Por Andrés Rosler
“Al inicio de su Prefacio al Paraíso Perdido de John Milton, C. S. Lewis (el conocido autor de las Crónicas de Narnia, que además llegó a ser profesor de literatura medieval y renacentista en Oxford) explica que: “La primera calificación para juzgar cualquier obra, desde un sacacorchos hasta una catedral, es saber qué es lo que se quiere hacer y cómo se lo quiere usar. Una vez que eso ha sido descubierto, el puritano puede decidir que el sacacorchos fue hecho para un mal propósito, y el comunista puede pensar lo mismo sobre la catedral. Pero estas cuestiones vienen después. Lo primero que hay que entender es el objeto: Ud. no puede decir nada relevante sobre ellos en la medida en que Ud. piense que el sacacorchos fue hecho para abrir latas o que la catedral fue hecha para entretener turistas”. [1]

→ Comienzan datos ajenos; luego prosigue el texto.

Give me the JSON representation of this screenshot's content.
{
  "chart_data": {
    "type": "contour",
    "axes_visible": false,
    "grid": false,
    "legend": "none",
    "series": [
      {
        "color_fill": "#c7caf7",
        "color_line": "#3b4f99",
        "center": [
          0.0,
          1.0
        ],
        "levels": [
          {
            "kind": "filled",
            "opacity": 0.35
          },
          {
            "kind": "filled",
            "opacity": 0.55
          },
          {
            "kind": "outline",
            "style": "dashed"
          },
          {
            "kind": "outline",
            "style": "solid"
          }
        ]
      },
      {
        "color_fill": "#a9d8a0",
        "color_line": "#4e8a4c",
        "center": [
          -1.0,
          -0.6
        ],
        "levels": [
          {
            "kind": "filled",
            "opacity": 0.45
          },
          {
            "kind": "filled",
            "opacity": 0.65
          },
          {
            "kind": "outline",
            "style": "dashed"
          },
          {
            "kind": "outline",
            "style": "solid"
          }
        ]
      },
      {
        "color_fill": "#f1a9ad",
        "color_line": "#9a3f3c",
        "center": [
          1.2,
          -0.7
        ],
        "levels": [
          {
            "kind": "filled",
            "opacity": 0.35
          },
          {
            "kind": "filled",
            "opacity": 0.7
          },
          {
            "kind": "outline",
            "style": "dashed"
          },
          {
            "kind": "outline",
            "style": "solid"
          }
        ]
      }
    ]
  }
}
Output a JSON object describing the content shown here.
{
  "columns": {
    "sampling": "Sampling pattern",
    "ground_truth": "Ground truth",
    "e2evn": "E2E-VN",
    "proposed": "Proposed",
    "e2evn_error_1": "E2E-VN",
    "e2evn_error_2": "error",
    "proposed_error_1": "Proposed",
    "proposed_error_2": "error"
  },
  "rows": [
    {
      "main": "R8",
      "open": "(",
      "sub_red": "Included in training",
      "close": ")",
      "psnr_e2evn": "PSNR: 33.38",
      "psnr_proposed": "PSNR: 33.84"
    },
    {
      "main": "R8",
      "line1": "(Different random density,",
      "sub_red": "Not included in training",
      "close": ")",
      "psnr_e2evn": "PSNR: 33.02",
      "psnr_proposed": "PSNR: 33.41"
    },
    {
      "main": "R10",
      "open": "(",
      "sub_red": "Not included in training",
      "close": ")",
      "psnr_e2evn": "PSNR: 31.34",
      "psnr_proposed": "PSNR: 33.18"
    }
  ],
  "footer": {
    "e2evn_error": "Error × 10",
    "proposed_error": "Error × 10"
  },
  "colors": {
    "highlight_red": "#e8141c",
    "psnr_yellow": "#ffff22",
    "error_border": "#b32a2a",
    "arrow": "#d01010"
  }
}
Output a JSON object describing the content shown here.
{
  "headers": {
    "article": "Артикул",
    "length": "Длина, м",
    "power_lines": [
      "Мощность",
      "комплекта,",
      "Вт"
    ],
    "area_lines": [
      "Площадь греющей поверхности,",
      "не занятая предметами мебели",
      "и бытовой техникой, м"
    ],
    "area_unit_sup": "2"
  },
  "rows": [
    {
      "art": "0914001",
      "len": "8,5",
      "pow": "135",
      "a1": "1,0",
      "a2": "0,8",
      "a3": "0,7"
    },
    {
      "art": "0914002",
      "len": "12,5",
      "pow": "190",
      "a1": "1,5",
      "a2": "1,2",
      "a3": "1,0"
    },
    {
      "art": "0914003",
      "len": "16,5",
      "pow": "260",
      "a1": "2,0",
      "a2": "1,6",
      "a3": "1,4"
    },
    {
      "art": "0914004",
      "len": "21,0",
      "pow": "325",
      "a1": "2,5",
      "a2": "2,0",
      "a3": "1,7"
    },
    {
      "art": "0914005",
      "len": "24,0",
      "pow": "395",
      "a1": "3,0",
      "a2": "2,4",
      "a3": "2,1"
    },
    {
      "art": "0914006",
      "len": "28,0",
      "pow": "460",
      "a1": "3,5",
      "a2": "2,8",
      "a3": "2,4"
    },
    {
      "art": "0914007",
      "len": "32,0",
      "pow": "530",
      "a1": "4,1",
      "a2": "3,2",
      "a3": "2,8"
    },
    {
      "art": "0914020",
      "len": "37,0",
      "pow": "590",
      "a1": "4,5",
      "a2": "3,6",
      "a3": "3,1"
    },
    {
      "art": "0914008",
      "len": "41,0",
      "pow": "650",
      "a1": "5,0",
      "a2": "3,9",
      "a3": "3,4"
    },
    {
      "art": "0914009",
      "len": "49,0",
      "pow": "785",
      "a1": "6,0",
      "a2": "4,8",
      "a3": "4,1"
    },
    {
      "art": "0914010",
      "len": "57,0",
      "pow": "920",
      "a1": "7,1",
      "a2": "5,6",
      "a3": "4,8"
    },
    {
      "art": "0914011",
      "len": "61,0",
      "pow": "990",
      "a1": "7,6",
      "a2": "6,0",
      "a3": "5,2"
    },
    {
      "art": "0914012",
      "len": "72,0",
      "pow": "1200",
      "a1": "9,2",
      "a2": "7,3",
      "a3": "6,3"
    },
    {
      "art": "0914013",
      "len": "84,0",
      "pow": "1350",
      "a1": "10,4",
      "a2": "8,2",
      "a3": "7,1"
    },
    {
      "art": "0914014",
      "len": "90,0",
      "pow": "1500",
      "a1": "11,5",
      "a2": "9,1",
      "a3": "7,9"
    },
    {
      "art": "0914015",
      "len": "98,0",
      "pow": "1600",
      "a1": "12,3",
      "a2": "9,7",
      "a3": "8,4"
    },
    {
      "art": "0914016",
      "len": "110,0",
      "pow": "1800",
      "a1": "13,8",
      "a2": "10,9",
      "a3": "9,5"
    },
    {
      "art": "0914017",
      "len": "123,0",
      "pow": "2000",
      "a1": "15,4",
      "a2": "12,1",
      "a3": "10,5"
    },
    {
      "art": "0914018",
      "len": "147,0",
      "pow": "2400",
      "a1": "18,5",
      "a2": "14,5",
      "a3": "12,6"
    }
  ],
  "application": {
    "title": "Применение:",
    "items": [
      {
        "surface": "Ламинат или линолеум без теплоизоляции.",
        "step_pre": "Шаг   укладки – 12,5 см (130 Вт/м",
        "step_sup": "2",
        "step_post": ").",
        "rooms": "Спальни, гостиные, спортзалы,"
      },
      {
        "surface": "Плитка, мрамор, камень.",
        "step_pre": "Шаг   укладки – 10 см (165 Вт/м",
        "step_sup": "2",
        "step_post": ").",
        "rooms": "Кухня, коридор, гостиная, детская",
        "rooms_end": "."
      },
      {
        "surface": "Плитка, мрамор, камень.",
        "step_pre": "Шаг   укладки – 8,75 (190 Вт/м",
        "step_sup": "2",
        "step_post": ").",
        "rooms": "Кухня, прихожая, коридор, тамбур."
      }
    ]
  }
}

Agregaría que exactamente lo mismo que dice Lewis sobre los sacacorchos y las catedrales vale también para los jueces. Así como todos, incluso si fuéramos puritanos o comunistas, estaríamos de acuerdo en que el propósito de un sacacorchos es precisamente sacar el corcho de la botella, y el de una catedral venerar a Dios, el propósito de un juez—particularmente el democrático—es aplicar el derecho vigente.
Hoy en día, sin embargo, prevalece la concepción según la cual los jueces deben llevar a cabo una verdadera revolución legal, agregando nuevos capítulos a una novela en cadena que precisamente consiste en los capítulos que van agregando los jueces a medida que dictan sentencia. Los jueces entonces no son jueces, sino legisladores o constituyentes, a pesar de que se trata de magistrados designados por y en un régimen democrático, en el cual se supone que los jueces no deben gobernar. Hubo una época en la cual el “gobierno de los jueces” era una de las peores cosas que se podía decir de la práctica del Poder Judicial.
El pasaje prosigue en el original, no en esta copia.